Galileu dizia, e nisso estavam de acordo seus juízes, que não pode haver contradição entre o livro da Bíblia e o livro da natureza, porque um e outro procedem do mesmo autor. O livro da Bíblia, inspirado por Deus, e a natureza, observante executora de suas ordens. Se têm o mesmo autor, não pode haver contradição. Quando surge uma aparente contradição, significa que estamos lendo mal um dos dois livros e ele diz: é mais provável que sejamos nós que nos equivoquemos ao ler o livro da Bíblia – porque o sentido das palavras da Bíblia às vezes é recôndito e é preciso trabalhar para extraí-lo – que equivocar-se ao ler o livro da natureza, porque a natureza não se equivoca.

Uma verdade natural, cientificamente demonstrada, tem uma força maior que a interpretação que eu dou do livro da Bíblia. Portanto, diz ele, em presença de uma verdade científica demonstrada, terei de corrigir o modo de interpretar a Bíblia. A Bíblia não se equivoca, mas quem a interpreta se equivoca. Um critério claro compartilhado por seus juízes e por todo o mundo.

O Concílio de Trento, por outro lado, dizia que, na leitura da Bíblia, era preciso seguir a interpretação literal da Bíblia e o consenso unânime dos Padres da Igreja, a menos que houvesse uma verdade demonstrada que nos permitisse fazer uma leitura espiritual ou alegórica. O critério era muito claro: o que ocorre é que Galileu pensou que estava a ponto de conseguir a demonstração do movimento da terra. Uma coisa é estar convencido de que a terra se move e outra coisa é demonstrar que a terra se move. Galileu nunca demonstrou que a terra se movia. Estava convencido disso e hoje sabemos que tinha razão, mas seus juízes lhe diziam que não viam por que tinham de mudar o modo de interpretar a Bíblia, sobretudo quando o bom senso diz o contrário, sem uma prova definitiva. Os juízes de Galileu adotaram uma posição de prudência. Galileu foi além. Qual foi o erro dos juízes de Galileu? Deveriam ter se abstido de condená-lo.

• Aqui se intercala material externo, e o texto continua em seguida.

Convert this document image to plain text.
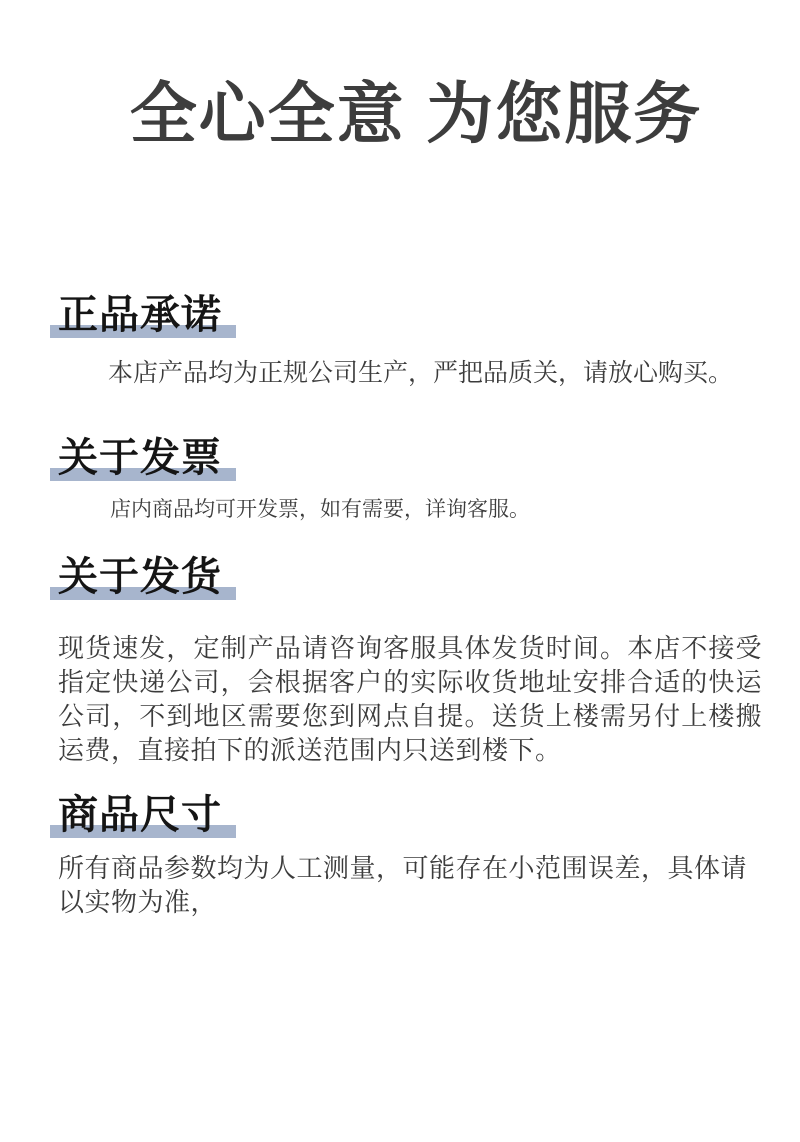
全心全意 为您服务
正品承诺

本店产品均为正规公司生产，严把品质关，请放心购买。

关于发票

店内商品均可开发票，如有需要，详询客服。

关于发货

现货速发，定制产品请咨询客服具体发货时间。本店不接受指定快递公司，会根据客户的实际收货地址安排合适的快运公司，不到地区需要您到网点自提。送货上楼需另付上楼搬运费，直接拍下的派送范围内只送到楼下。

商品尺寸

所有商品参数均为人工测量，可能存在小范围误差，具体请以实物为准，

– Como foi, na verdade, o julgamento de Galileu?

– Dom Sánchez de Toca: Fundamentalmente, Galileu foi processado em 1633 por ter violado uma disposição que lhe foi feita em 1616. A disposição de 1616, que Galileu não cumpriu, proibia-o de ensinar o copernicanismo, ou seja, a doutrina que diz que o sol está no centro e a terra se move ao redor dele.

Galileu pensou que a proibição não era tão rígida, sobretudo depois da eleição do Papa Urbano VIII, e publicou um livro no qual, sob a aparência de um diálogo no qual se expõem os argumentos a favor e contra, tanto do sistema ptolomaico como do copernicano, na realidade se escondia uma apologia declarada do sistema copernicano. Não só isto, era já fraudulentamente o imprimatur, enganou a quem o concedeu dizendo que era uma exposição imparcial, mas não era nada imparcial. Por este motivo foi acusado e, portanto, submetido a processos, ou seja, submetido a um processo disciplinar.

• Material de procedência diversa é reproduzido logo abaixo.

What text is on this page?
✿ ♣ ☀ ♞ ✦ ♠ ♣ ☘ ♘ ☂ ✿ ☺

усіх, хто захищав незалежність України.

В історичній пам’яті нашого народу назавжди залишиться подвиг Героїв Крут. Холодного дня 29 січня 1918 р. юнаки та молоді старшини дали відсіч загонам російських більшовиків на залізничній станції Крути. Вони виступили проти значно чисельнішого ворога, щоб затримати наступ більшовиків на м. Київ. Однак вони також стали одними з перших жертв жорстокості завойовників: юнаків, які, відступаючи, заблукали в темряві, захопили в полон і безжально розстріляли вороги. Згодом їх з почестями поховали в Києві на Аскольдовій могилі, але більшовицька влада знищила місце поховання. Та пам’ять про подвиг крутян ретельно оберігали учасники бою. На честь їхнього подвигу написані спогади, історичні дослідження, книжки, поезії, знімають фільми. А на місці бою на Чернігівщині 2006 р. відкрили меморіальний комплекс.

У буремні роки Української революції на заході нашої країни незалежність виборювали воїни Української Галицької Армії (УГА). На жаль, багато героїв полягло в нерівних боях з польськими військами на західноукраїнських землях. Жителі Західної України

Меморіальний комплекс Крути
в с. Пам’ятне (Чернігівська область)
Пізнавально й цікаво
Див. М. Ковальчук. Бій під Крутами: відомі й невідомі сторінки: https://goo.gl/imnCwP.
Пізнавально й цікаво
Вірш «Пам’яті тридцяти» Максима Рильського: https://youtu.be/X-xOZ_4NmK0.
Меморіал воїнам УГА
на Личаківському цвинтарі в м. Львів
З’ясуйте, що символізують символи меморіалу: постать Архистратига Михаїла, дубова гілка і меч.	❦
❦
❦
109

Galileu nunca foi condenado como herege, nem tampouco o copernicanismo foi declarado como herético. Simplesmente foi declarado contrário à Escritura porque sobre a base das provas que existiam então não era possível demonstrar o movimento da terra e, portanto, dizer que a terra se movia parecia ir contra a Escritura. Foi muito significativo que em 1616 um grupo de especialistas declarasse que a doutrina segundo a qual a terra se move ao redor do sol era absurda e isso se entende perfeitamente no contexto da época, porque não se podia demonstrar e o bom senso dizia que o sol se põe e sai.

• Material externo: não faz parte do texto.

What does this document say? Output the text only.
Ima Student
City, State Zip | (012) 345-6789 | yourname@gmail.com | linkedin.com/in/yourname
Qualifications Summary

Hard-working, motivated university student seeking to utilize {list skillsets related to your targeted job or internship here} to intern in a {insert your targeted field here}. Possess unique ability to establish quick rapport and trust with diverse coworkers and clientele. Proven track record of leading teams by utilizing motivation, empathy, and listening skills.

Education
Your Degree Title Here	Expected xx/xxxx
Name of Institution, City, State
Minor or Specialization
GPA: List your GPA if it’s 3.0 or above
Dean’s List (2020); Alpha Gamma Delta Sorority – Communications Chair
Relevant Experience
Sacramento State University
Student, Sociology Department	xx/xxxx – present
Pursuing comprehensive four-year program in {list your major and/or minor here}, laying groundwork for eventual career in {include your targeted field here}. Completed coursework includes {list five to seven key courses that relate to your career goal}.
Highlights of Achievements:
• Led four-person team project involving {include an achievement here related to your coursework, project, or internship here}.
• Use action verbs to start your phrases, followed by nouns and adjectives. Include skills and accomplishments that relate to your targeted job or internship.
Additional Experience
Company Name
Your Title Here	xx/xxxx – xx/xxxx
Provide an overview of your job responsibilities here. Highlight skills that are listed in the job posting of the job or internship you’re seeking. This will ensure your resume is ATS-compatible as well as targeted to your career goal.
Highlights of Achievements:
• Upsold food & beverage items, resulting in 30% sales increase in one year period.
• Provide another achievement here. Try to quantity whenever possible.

Sem uma física como a de Newton, sem uma prova ótica como o movimento da terra, a coisa parecia absurda.

Nós crescemos desde pequenos vendo modelos e imagens do sistema solar, mas o fato é que ninguém viu a terra mover-se ao redor do sol, nem sequer um astronauta. Temos provas óticas do movimento da terra, mas ninguém viu a terra mover-se. Por isso nos parece que a atitude dos que condenaram Galileu é exagerada, mas na realidade responde a uma lógica.

– E responde não somente ao que a Igreja pensava, mas a sociedade em geral...

– Dom Sánchez de Toca: Naturalmente. O copernicanismo encontrou uma grande oposição, principalmente nas universidades. Teve uma aceitação muito gradual e a oposição não foi só na Igreja Católica. Também as igrejas protestantes se opuseram a Copérnico. E ainda, em 1670, a universidade de Upsala, na Suécia, condenou um estudante porque havia defendido as teses copernicanas.